The Trump Administration on Friday urged all American citizens to leave Iraq “immediately.” The counter-ISIS battle, which is largely run out of Iraq, has been halted indefinitely. And 3,500 additional soldiers have arrived in the region on snap deployment orders, joining the 15,000 American troops sent to the Middle East since the situation with Iran began to deteriorate last spring.

“On almost a daily basis, the military has had to react to the President’s decisions, rather than plan for them,” says Chuck Hagel, a former U.S. Defense Secretary and Republican Senator from Nebraska. “It could come in an off-the-cuff comment or Twitter or in an emotional outburst. It’s a dangerously dysfunctional way of doing business that opens the door to unintended consequences.”

Tensions between Washington and Tehran have been building since the Trump Administration walked away from the landmark 2015 nuclear deal and began levying crippling economic sanctions more than a year ago. It remains unclear what the lasting price of the latest confrontations with Iran will be for the U.S.

NATO allies Germany and Canada have begun to draw down forces from central Iraq out of concern of the volatility in the region.

At the same time, confusion has deepened over the future of American forces in the country, after Iraqi Prime Minister Adel Abdel Mahdi requested the U.S. military to clarify how a letter stating the U.S. was preparing to withdraw troops was mistakenly sent to his office.

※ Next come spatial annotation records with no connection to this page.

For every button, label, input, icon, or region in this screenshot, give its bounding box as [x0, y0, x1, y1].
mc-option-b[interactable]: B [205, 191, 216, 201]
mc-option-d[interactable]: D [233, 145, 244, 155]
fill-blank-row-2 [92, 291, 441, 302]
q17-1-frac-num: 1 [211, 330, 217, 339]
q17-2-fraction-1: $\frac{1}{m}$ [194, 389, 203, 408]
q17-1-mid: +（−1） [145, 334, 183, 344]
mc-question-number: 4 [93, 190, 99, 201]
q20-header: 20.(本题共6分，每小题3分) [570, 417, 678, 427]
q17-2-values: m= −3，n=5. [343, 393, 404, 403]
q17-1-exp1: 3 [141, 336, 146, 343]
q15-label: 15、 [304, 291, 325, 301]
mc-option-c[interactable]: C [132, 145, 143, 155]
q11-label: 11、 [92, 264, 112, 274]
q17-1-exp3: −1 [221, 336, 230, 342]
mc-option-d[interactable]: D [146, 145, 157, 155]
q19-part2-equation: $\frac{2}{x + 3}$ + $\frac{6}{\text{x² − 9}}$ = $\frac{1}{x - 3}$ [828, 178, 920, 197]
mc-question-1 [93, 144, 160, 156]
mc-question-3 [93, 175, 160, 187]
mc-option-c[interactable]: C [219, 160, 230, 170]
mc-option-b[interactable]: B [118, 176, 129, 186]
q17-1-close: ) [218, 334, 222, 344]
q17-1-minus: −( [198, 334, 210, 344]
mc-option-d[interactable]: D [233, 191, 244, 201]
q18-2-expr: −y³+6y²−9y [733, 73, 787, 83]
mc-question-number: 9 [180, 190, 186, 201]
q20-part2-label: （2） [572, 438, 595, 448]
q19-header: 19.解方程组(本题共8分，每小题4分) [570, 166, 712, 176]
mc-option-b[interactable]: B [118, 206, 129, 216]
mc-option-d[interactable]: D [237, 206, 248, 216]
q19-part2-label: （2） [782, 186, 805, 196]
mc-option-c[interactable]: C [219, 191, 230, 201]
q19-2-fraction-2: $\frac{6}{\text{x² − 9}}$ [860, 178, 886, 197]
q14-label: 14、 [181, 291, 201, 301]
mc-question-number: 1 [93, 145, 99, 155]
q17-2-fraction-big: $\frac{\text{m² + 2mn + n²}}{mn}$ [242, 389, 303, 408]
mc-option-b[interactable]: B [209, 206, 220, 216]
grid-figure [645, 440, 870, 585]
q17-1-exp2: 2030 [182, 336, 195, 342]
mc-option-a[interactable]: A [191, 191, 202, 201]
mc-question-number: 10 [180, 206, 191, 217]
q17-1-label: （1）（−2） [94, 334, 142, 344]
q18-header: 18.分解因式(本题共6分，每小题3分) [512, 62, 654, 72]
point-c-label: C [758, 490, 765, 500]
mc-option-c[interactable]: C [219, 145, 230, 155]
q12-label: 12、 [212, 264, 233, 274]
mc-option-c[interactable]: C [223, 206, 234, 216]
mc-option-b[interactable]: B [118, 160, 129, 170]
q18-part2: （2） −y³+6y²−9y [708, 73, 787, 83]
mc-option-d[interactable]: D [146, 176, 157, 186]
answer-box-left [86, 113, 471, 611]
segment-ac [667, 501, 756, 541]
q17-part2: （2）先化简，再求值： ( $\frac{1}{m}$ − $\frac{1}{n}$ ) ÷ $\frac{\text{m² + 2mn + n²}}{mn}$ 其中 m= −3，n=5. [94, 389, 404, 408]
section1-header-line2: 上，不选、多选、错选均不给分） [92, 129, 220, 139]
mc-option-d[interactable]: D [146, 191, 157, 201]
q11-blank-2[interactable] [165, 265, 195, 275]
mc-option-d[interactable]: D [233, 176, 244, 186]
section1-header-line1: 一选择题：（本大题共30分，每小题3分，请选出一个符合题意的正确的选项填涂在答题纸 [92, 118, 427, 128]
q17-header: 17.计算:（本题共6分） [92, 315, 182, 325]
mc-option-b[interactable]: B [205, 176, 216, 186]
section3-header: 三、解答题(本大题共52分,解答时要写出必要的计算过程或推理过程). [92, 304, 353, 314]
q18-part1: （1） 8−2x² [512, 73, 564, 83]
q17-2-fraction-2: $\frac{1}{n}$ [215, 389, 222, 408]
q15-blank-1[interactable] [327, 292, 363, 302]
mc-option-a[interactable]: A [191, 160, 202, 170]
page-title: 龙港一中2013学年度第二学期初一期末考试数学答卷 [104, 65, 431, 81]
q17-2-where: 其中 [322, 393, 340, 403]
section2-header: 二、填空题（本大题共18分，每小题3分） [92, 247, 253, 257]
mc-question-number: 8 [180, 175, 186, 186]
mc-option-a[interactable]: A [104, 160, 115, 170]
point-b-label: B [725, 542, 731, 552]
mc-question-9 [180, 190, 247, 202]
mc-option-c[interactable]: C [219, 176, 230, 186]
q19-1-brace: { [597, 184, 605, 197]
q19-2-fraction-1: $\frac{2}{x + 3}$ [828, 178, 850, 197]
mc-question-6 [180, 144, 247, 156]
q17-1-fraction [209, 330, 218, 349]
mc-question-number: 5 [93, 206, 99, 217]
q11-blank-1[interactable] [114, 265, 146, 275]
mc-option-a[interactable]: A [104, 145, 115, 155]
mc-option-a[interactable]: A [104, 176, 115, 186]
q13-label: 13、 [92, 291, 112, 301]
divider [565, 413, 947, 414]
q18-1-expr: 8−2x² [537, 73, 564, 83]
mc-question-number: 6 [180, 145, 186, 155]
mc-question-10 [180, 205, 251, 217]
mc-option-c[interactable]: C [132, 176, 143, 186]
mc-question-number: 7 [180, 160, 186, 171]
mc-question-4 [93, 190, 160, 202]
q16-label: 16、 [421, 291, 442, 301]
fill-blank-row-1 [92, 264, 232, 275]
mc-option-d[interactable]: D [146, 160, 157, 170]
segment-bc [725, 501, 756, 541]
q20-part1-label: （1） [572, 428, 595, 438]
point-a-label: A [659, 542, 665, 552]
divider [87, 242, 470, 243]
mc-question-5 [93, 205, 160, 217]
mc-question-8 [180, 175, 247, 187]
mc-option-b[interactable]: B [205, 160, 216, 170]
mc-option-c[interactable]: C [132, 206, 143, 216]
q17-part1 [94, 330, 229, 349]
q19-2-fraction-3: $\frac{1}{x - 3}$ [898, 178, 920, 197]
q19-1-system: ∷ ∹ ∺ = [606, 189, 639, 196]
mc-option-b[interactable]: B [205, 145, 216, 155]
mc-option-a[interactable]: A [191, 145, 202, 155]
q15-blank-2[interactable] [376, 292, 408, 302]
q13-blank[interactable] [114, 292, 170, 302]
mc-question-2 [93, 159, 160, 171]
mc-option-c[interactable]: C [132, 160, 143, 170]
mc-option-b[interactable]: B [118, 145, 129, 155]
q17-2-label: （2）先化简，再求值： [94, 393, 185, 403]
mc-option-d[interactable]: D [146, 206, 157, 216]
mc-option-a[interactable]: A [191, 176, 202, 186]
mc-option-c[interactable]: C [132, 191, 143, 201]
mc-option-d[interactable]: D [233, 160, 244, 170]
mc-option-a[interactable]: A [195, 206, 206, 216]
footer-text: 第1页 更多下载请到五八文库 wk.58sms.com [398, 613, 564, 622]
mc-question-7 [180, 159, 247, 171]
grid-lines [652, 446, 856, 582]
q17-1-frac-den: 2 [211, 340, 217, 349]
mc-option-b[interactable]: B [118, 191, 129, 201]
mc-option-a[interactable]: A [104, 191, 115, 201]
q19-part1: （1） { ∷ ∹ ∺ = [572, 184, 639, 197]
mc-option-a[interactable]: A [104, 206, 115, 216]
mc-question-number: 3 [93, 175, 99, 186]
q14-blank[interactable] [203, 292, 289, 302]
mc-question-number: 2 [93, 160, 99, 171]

The unsigned letter, which the Pentagon claims was sent in error, surfaced online just one day after Iraq’s parliament made a non-binding vote to expel all foreign forces from the country. Mahdi said during a televised cabinet meeting the letter looked official to him. “It’s not a piece of paper that fell off the printer or reached us by coincidence,” he said, adding that it was translated in Arabic and English.

The White House and Pentagon have yet to explain how a “draft” of the unsigned letter from Marine Brigadier General William Seely, who commands the U.S.-led military coalition against ISIS in Baghdad, was sent out. Defense Department officials were left scrambling in the halls of the Pentagon for more than 90 minutes as journalists sought an explanation on the letter after it was published Monday by the Reuters and AFP wire services.

Even Defense Secretary Mark Esper and Joint Chiefs of Staff Chairman Gen. Mark Milley couldn’t answer whether the letter was authentic and, if it was, what it meant. “I don’t know what it is,” Esper said Monday during a hastily planned press briefing, referring to the letter. “We’re trying to find out where that’s coming from, what that is.” About five minutes after the briefing concluded, Milley made a phone call and returned to tell reporters: “That letter is a draft, it was a mistake, it was unsigned, it should never have been released.”

The pair emphasized that no American forces would be leaving Iraq, in fact just the opposite. About 3,000 paratroopers from the 82nd Airborne Division packed up their weapons and equipment and said goodbye to their family members at Fort Bragg in North Carolina for a snap deployment to Kuwait to help deal with hostilities.

In the city of Fayetteville, where many of the soldiers’ families live, the community was settling into the uneasy routine of awaiting their safe return, says Mayor Mitch Colvin. Yellow ribbons went up around town and local churches put up messages calling for prayers on marquees. “Unfortunately, this is something that we, as a community, have grown accustomed to over the past 20 years,” he says. “It’s never easy. We all see what’s going on in the news. We just pray that this deployment is quick and that all our brave soldiers come home safe.”